Resolve all comments first.

[ProjectsByJackHe]

• Reverted CxPlatDpRawInterfaceUpdateRules back to void — per-queue XdpCreateProgram failures are now best-effort as before.

@MarkedMuichiro we still need to propagate this up. You can just set the HEAD of this PR to equal the HEAD of #5968.

To clear up the objective, our goal is to notify the app whenever any problems occur when setting up XDP for data paths that requires it (i.e. does not have a fallback option (QTIP, CIBIR))

We can have the cleanup be best-effort and non-deterministic. Surprisingly, PlumbRules(FALSE) is a reasonably robust cleanup routine, even for partially initialized programs (if XdpCreateProgram fails).

[MarkedMuichiro]

Updated branch to align with #5968 — CxPlatDpRawInterfaceUpdateRules and CxPlatDpRawInterfaceAddRules propagate the error code, and the simplified cleanup pattern remains: on install failure, RawSocketCreateUdp invokes PlumbRulesOnSocket(socket, FALSE) for best-effort rollback before returning the error to the caller.

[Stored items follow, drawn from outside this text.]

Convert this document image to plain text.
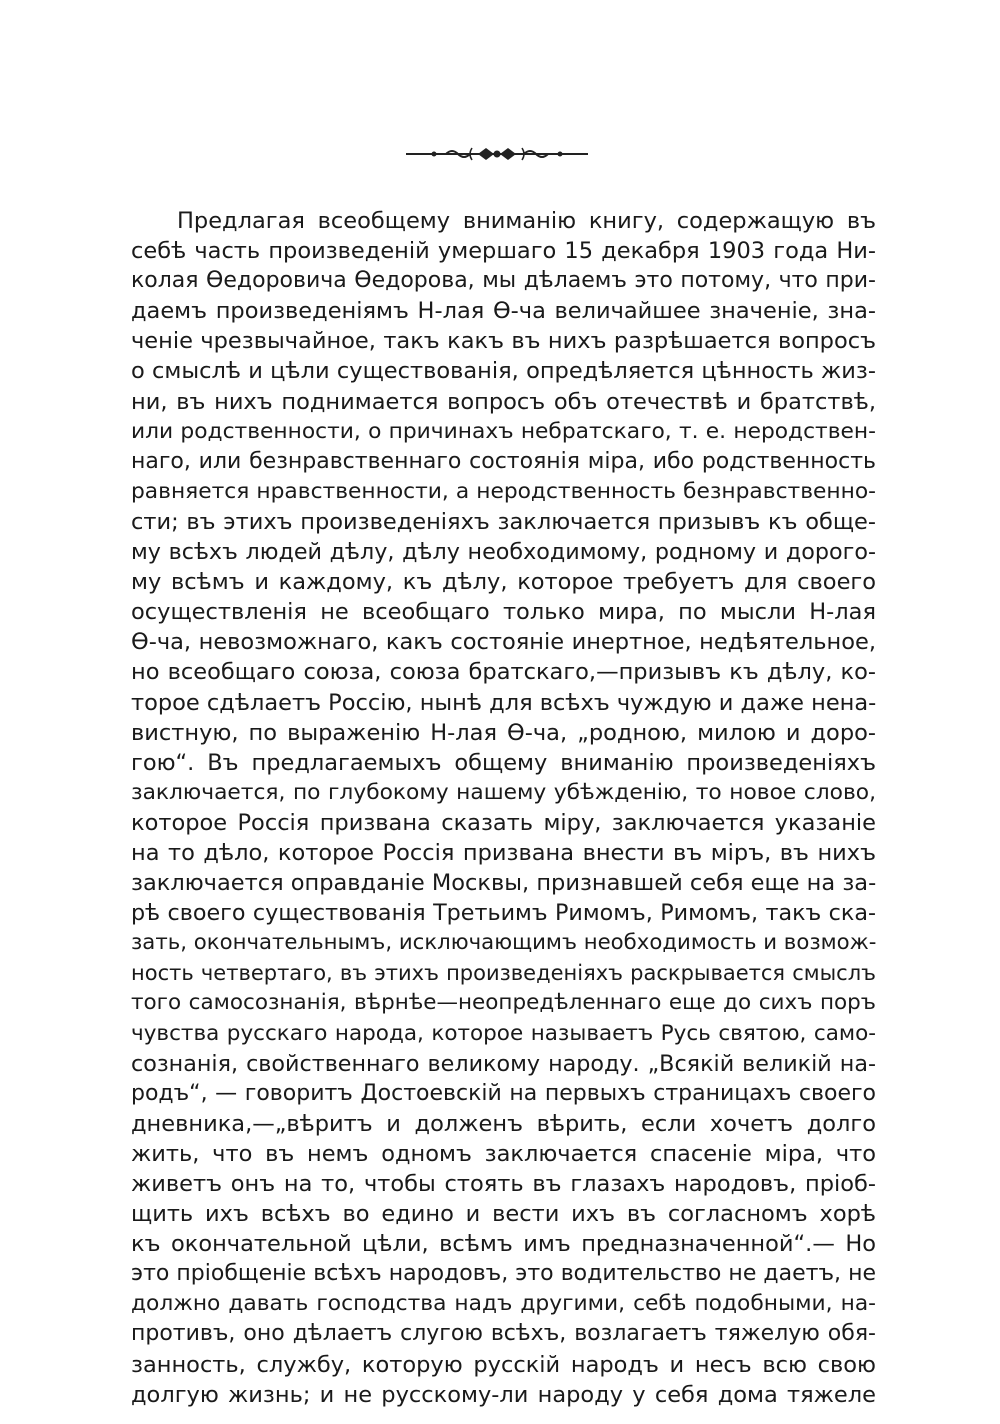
Предлагая всеобщему вниманію книгу, содержащую въ
себѣ часть произведеній умершаго 15 декабря 1903 года Ни-
колая Ѳедоровича Ѳедорова, мы дѣлаемъ это потому, что при-
даемъ произведеніямъ Н-лая Ѳ-ча величайшее значеніе, зна-
ченіе чрезвычайное, такъ какъ въ нихъ разрѣшается вопросъ
о смыслѣ и цѣли существованія, опредѣляется цѣнность жиз-
ни, въ нихъ поднимается вопросъ объ отечествѣ и братствѣ,
или родственности, о причинахъ небратскаго, т. е. неродствен-
наго, или безнравственнаго состоянія міра, ибо родственность
равняется нравственности, а неродственность безнравственно-
сти; въ этихъ произведеніяхъ заключается призывъ къ обще-
му всѣхъ людей дѣлу, дѣлу необходимому, родному и дорого-
му всѣмъ и каждому, къ дѣлу, которое требуетъ для своего
осуществленія не всеобщаго только мира, по мысли Н-лая
Ѳ-ча, невозможнаго, какъ состояніе инертное, недѣятельное,
но всеобщаго союза, союза братскаго,—призывъ къ дѣлу, ко-
торое сдѣлаетъ Россію, нынѣ для всѣхъ чуждую и даже нена-
вистную, по выраженію Н-лая Ѳ-ча, „родною, милою и доро-
гою“. Въ предлагаемыхъ общему вниманію произведеніяхъ
заключается, по глубокому нашему убѣжденію, то новое слово,
которое Россія призвана сказать міру, заключается указаніе
на то дѣло, которое Россія призвана внести въ міръ, въ нихъ
заключается оправданіе Москвы, признавшей себя еще на за-
рѣ своего существованія Третьимъ Римомъ, Римомъ, такъ ска-
зать, окончательнымъ, исключающимъ необходимость и возмож-
ность четвертаго, въ этихъ произведеніяхъ раскрывается смыслъ
того самосознанія, вѣрнѣе—неопредѣленнаго еще до сихъ поръ
чувства русскаго народа, которое называетъ Русь святою, само-
сознанія, свойственнаго великому народу. „Всякій великій на-
родъ“, — говоритъ Достоевскій на первыхъ страницахъ своего
дневника,—„вѣритъ и долженъ вѣрить, если хочетъ долго
жить, что въ немъ одномъ заключается спасеніе міра, что
живетъ онъ на то, чтобы стоять въ глазахъ народовъ, пріоб-
щить ихъ всѣхъ во едино и вести ихъ въ согласномъ хорѣ
къ окончательной цѣли, всѣмъ имъ предназначенной“.— Но
это пріобщеніе всѣхъ народовъ, это водительство не даетъ, не
должно давать господства надъ другими, себѣ подобными, на-
противъ, оно дѣлаетъ слугою всѣхъ, возлагаетъ тяжелую обя-
занность, службу, которую русскій народъ и несъ всю свою
долгую жизнь; и не русскому-ли народу у себя дома тяжеле
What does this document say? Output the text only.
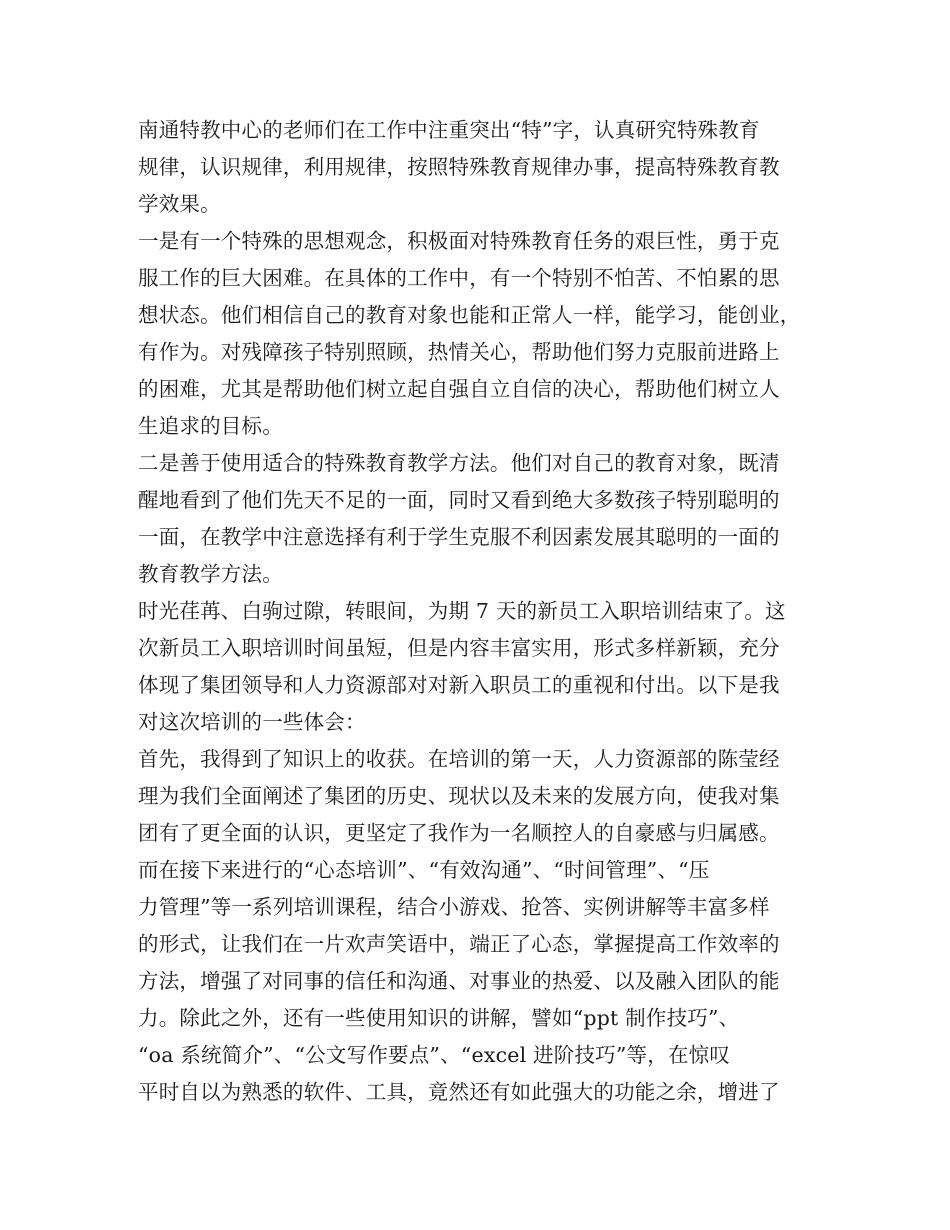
南通特教中心的老师们在工作中注重突出“特”字，认真研究特殊教育
规律，认识规律，利用规律，按照特殊教育规律办事，提高特殊教育教
学效果。
一是有一个特殊的思想观念，积极面对特殊教育任务的艰巨性，勇于克
服工作的巨大困难。在具体的工作中，有一个特别不怕苦、不怕累的思
想状态。他们相信自己的教育对象也能和正常人一样，能学习，能创业，
有作为。对残障孩子特别照顾，热情关心，帮助他们努力克服前进路上
的困难，尤其是帮助他们树立起自强自立自信的决心，帮助他们树立人
生追求的目标。
二是善于使用适合的特殊教育教学方法。他们对自己的教育对象，既清
醒地看到了他们先天不足的一面，同时又看到绝大多数孩子特别聪明的
一面，在教学中注意选择有利于学生克服不利因素发展其聪明的一面的
教育教学方法。
时光荏苒、白驹过隙，转眼间，为期 7 天的新员工入职培训结束了。这
次新员工入职培训时间虽短，但是内容丰富实用，形式多样新颖，充分
体现了集团领导和人力资源部对对新入职员工的重视和付出。以下是我
对这次培训的一些体会：
首先，我得到了知识上的收获。在培训的第一天，人力资源部的陈莹经
理为我们全面阐述了集团的历史、现状以及未来的发展方向，使我对集
团有了更全面的认识，更坚定了我作为一名顺控人的自豪感与归属感。
而在接下来进行的“心态培训”、“有效沟通”、“时间管理”、“压
力管理”等一系列培训课程，结合小游戏、抢答、实例讲解等丰富多样
的形式，让我们在一片欢声笑语中，端正了心态，掌握提高工作效率的
方法，增强了对同事的信任和沟通、对事业的热爱、以及融入团队的能
力。除此之外，还有一些使用知识的讲解，譬如“ppt 制作技巧”、
“oa 系统简介”、“公文写作要点”、“excel 进阶技巧”等，在惊叹
平时自以为熟悉的软件、工具，竟然还有如此强大的功能之余，增进了
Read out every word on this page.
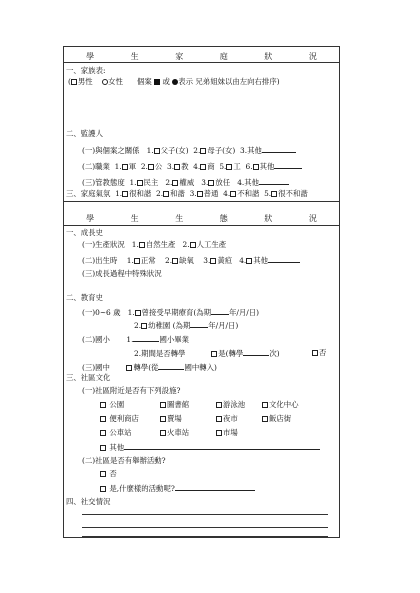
學 生 家 庭 狀 況
一、家族表:
( 男性 女性 個案 或 表示 兄弟姐妹以由左向右排序)
二、監護人
(一)與個案之關係 1. 父子(女) 2. 母子(女) 3.其他
(二)職業 1. 軍 2. 公 3. 教 4. 商 5. 工 6. 其他
(三)管教態度 1. 民主 2. 權威 3. 放任 4.其他
三、家庭氣氛 1. 很和諧 2. 和諧 3. 普通 4. 不和諧 5. 很不和諧
學 生 生 態 狀 況
一、成長史
(一)生產狀況 1. 自然生產 2. 人工生產
(二)出生時 1. 正常 2. 缺氧 3. 黃疸 4. 其他
(三)成長過程中特殊狀況
二、教育史
(一)0~6 歲 1. 曾接受早期療育(為期 年/月/日)
2. 幼稚園 (為期 年/月/日)
(二)國小 1.	國小畢業
2.期間是否轉學	是(轉學	次)	否
(三)國中	轉學(從	國中轉入)
三、社區文化
(一)社區附近是否有下列設施?
公園	圖書館	游泳池	文化中心
便利商店	賣場	夜市	飯店街
公車站	火車站	市場
其他
(二)社區是否有舉辦活動?
否
是,什麼樣的活動呢?
四、社交情況
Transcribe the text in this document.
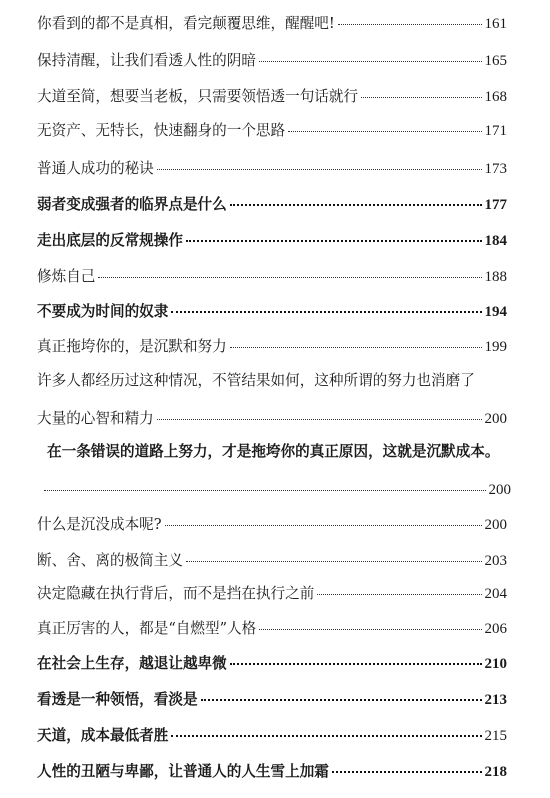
你看到的都不是真相，看完颠覆思维，醒醒吧!	161
保持清醒，让我们看透人性的阴暗	165
大道至简，想要当老板，只需要领悟透一句话就行	168
无资产、无特长，快速翻身的一个思路	171
普通人成功的秘诀	173
弱者变成强者的临界点是什么	177
走出底层的反常规操作	184
修炼自己	188
不要成为时间的奴隶	194
真正拖垮你的，是沉默和努力	199
许多人都经历过这种情况，不管结果如何，这种所谓的努力也消磨了
大量的心智和精力	200
在一条错误的道路上努力，才是拖垮你的真正原因，这就是沉默成本。
200
什么是沉没成本呢?	200
断、舍、离的极简主义	203
决定隐藏在执行背后，而不是挡在执行之前	204
真正厉害的人，都是“自燃型”人格	206
在社会上生存，越退让越卑微	210
看透是一种领悟，看淡是	213
天道，成本最低者胜	215
人性的丑陋与卑鄙，让普通人的人生雪上加霜	218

Also addressed the two remaining nits:

• Removed the obsolete TODO comment in the XdpCreateProgram failure branch
• Added a comment above #ifdef DEBUG in DataPathTest.cpp explaining the test is DEBUG-only because of CxPlatSetAllocFailDenominator

Sorry for the earlier confusion @guhetier — I misread your previous comment about UpdateRules returning void. Thanks for the helper PR @ProjectsByJackHe.